Normal_medicijnen_geneesmiddelen_pillen

De meeste zorgaanbieders in de zorg  voor mensen met een verstandelijke beperking kijken kritisch naar het gebruik van psychofarmaca en dringen dat gebruik waar mogelijk terug. Dat concludeert de Inspectie Gezondheidszorg en Jeugd (IGJ) op basis van een onderzoek bij veertig grote en kleine instellingen in de verstandelijke gehandicaptenzorg. Dat meldt IGJ. 

Dertig van de veertig zorgaanbieders schrijven op een onderbouwde manier psychofarmaca voor waardoor onnodig gebruik ervan wordt voorkomen. Bijna de helft zet daarnaast extra stappen om het gebruik verder terug te dringen. Zij zoeken extra ondersteuning bij onder meer Vilans of het instituut voor Verantwoord Medicijngebruik (IVM) en maken beleid. Vijf zorgaanbieders doen samen met universiteiten aanvullend wetenschappelijk onderzoek naar het gebruik (en de effecten) van psychofarmaca.

Er zijn ook zorgaanbieders waar het onderbouwd voorschrijven van psychofarmaca minder goed gaat. Bij drie zorginstellingen zag de inspectie terughoudendheid om te werken aan de afbouw ervan. De verplichte medicatiecontrole gebeurde bij tien aanbieders niet. Bij deze tien zorgaanbieders lag het accent bijvoorbeeld op risicogroepen of wilden artsen niet de medicatie die ze zelf niet hadden voorgeschreven, beoordelen.

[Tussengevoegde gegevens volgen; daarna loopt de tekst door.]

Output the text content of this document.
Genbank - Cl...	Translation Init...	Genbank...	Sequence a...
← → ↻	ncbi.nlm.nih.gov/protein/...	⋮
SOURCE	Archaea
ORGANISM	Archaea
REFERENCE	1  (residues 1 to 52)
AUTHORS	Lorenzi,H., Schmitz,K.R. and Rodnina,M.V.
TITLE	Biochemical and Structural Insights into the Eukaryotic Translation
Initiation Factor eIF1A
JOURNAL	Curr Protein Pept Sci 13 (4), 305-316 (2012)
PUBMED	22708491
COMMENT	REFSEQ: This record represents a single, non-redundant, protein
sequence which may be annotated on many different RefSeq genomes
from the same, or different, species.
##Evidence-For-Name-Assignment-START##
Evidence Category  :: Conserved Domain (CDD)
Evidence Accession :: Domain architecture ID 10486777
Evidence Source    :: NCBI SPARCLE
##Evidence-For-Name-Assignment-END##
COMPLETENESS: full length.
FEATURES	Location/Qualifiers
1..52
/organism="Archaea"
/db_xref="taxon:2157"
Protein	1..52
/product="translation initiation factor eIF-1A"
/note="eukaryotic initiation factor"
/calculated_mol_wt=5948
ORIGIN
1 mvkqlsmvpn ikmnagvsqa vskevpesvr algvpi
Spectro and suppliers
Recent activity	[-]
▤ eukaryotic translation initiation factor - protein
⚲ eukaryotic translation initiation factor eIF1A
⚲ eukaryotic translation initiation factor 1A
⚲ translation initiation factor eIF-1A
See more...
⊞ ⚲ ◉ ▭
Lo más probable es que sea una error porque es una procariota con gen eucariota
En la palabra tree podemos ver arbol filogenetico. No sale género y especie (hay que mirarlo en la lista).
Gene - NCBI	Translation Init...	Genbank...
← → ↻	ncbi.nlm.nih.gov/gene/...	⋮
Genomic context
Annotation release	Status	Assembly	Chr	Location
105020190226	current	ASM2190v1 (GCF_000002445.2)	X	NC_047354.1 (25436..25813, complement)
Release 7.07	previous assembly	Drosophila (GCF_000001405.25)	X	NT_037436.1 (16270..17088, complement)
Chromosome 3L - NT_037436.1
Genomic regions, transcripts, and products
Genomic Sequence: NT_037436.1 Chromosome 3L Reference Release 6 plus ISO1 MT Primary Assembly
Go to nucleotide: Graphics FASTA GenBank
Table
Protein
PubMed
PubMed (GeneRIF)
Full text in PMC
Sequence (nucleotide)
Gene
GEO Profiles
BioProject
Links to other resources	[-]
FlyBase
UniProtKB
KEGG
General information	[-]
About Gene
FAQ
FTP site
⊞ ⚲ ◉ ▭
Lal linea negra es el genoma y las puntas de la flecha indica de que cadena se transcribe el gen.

Veel zorgaanbieders hebben mogelijkheden om het onderbouwd voorschrijven van psychofarmaca te verbeteren. Ze zouden het gebruik van psychofarmaca beter in beeld kunnen brengen om zo gericht te werken aan onderbouwd voorschrijven en afbouwen. Ook zouden ze gebaat zijn bij specifieke scholing hierover en is er verbetering mogelijk in de dossiervoering.

De inspectie deelt de resultaten met de zorgaanbieders gehandicaptenzorg en andere veldpartijen in een door haar georganiseerde conferentie op 24 mei. De conferentie staat in het teken van het belang van het onderbouwd voorschrijven en waar mogelijk afbouwen van het gebruik van psychofarmaca.